Más allá de las razones del secuestro, los hechos históricos y los días que Mary Street buscó a como de lugar pagar lo menos posible para liberar a su esposo, cuando las explicaciones y suposiciones póstumas al evento empezaron a florecer en La Pasita, otrora El Gallo de Oro, tenía que aparecer la historia contrafáctica, a través de una moneda de 1915, para preguntarse que hubiese pasado si, por ejemplo, esa tarde Marcelino hubiese llegado a la casona de los Jenkins para trabajar. Tal vez no hubiese dejado a los perros atados lejos del jardín principal, las luces de la entrada apagadas, las velas en la gaveta y el portón de la casa abierto de par en par; si Marcelino hubiese llegado, seguramente que alguien hubiese sido testigo de los eventos, visto a sus participantes y contar exactamente qué pasó.

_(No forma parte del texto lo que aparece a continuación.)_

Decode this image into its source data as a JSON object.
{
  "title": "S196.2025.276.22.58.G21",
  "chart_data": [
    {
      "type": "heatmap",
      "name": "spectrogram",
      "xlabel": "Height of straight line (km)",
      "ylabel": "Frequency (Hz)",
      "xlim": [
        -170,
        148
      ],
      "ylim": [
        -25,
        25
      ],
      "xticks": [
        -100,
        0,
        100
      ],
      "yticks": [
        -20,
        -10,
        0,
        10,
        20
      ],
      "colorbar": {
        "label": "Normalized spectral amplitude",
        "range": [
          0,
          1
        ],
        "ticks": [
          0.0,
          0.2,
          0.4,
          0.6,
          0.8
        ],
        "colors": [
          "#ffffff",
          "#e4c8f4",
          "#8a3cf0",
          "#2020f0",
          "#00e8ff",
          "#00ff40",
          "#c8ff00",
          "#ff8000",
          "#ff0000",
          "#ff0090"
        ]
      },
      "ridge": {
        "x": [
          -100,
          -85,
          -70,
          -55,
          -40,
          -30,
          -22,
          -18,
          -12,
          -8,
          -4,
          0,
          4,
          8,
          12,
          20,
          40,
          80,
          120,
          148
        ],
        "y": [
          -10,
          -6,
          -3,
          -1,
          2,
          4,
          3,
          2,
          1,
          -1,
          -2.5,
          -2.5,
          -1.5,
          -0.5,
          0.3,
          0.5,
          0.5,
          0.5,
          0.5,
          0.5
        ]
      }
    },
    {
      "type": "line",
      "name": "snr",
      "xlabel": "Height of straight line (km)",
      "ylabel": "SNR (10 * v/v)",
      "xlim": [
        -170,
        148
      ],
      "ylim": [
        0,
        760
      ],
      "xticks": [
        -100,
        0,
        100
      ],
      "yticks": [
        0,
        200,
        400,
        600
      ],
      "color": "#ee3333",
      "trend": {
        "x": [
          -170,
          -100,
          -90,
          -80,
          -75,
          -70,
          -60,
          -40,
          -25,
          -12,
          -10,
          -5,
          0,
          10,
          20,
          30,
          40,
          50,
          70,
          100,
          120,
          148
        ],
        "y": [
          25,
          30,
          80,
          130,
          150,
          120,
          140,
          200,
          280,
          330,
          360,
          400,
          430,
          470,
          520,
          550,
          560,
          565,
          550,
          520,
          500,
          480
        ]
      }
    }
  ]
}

Si al menos alguien hubiese sido testigo... Pero Marcelino no llegó y nadie vio ni hizo nada. Evidentemente que la historia hubiese sido otra si alguien hubiese estado haciendo su trabajo en la garita de la puerta de la casa de los Jenkins. Se hubiese podido frenar el alud de rumores y suposiciones de todo tipo que se crearon alrededor del secuestro de William Jenkins, los cuales fueron el punta pié inicial de una cultura típica basada en el chisme y en la historia de café, la cual se acuarteló en Puebla desde aquel momento.
Obviamente, nada de esto puede ser verdad, ya que la regla número uno de los cuentos contrafácticos es que la historia hubiese sido verdadera si… algo que no ocurrió hubiese pasado. Entonces, si una moneda antigua no pudiera hablar o si Marcelino hubiese llegado a chambear a la casa de Jenkins, la historia en Puebla sería otra. Pero no lo fue. ¿O sí?